20 years of linking the community with the law through free legal assistance
Increased complexity and multiple problems are becoming the norm for people experiencing legal issues, according to the only community legal service on the Border. Hume Riverina Community Legal Service Manager & Principal Lawyer Sarah Rodgers told the audience at the annual Report to the Community on 7 November.
“We continue to strive to direct our resources to the most vulnerable people and not just give a single advice for those people but walk alongside them through the casework process,” Ms Rodgers said. “More than half our work is directed to supporting people who are affected by family violence including through duty lawyer services, advice and casework assistance with not only intervention orders but also the flow-on legal issues such as family law, debts, fines, consumer law and victims of crime.”
Victorian Cross Border Commissioner Luke Wilson was special guest speaker and spoke about causes behind some of the issues that people experience on a regular basis. These include a need for cross-border impacts to be factored into Government and local-level planning, and funding guidelines recognising the unique circumstances in border regions.
Mr Wilson highlighted issues with P and L plate drivers, TAFE/ VET access, RSA certification and Trade licensing as being brought to his office’s attention. Mr Wilson encouraged people to consider solutions to the problems they faced in working and living on the Border, and to connect with his office and local MPs to discuss how they could be addressed.

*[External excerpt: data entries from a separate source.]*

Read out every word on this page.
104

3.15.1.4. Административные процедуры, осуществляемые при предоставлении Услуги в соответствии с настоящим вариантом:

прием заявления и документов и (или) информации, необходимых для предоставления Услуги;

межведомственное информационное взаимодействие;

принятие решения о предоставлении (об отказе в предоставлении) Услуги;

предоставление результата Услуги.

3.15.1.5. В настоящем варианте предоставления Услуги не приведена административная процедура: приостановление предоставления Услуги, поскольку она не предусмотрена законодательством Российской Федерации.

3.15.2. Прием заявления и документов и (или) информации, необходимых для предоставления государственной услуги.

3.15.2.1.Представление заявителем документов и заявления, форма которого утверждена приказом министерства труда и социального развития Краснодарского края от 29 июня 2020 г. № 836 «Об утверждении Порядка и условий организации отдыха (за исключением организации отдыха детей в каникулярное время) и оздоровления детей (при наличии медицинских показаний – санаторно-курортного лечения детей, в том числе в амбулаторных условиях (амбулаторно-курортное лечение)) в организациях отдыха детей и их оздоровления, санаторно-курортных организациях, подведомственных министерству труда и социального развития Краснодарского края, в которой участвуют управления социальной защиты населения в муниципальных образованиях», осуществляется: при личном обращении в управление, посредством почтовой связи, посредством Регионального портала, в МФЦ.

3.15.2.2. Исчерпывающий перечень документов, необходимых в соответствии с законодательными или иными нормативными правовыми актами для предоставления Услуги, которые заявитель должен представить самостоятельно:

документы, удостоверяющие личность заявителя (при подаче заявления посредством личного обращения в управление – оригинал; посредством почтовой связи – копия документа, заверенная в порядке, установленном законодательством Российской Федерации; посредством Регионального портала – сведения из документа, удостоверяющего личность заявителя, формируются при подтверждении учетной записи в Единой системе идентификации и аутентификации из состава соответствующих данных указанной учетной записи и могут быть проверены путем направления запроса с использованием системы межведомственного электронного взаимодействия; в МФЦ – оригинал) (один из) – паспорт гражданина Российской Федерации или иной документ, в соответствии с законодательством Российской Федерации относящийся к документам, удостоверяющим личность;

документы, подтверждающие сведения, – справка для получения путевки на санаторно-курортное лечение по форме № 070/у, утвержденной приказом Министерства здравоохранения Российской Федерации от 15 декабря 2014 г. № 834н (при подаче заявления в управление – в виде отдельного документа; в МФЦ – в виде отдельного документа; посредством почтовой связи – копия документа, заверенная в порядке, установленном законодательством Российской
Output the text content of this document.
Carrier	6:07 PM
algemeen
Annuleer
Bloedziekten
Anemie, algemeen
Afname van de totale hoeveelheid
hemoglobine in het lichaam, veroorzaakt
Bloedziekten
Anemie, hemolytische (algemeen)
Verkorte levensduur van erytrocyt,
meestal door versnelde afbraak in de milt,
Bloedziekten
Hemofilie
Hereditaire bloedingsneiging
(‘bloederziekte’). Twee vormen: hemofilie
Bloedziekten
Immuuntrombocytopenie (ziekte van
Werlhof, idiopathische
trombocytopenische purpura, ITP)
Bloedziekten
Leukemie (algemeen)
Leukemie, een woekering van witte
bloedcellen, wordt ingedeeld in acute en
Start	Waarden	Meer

HRCLS also celebrated its 20th Birthday with a panel including former principal lawyers Karen Bowley and Karen Keegan, as well as current Albury & District Law Society president Allison Bruce, who started with the service in 1999 as a paralegal assistant.
Launched on 28 July 1999 by the Federal Attorney General Daryl Williams, HRCLS was known as the Albury Wodonga Community Legal Service before a name change via a community competition in 2009.
Ms Rodgers said the service had grown from four staff to 16, helped in more than 4800 cases and had been fortunate to have significant assistance from private lawyers who volunteered their time to help people needing legal advice.
“In 20 years, we have given more than 29,000 advice sessions and of those, over 5600 advice sessions were provided by our volunteers,” she said.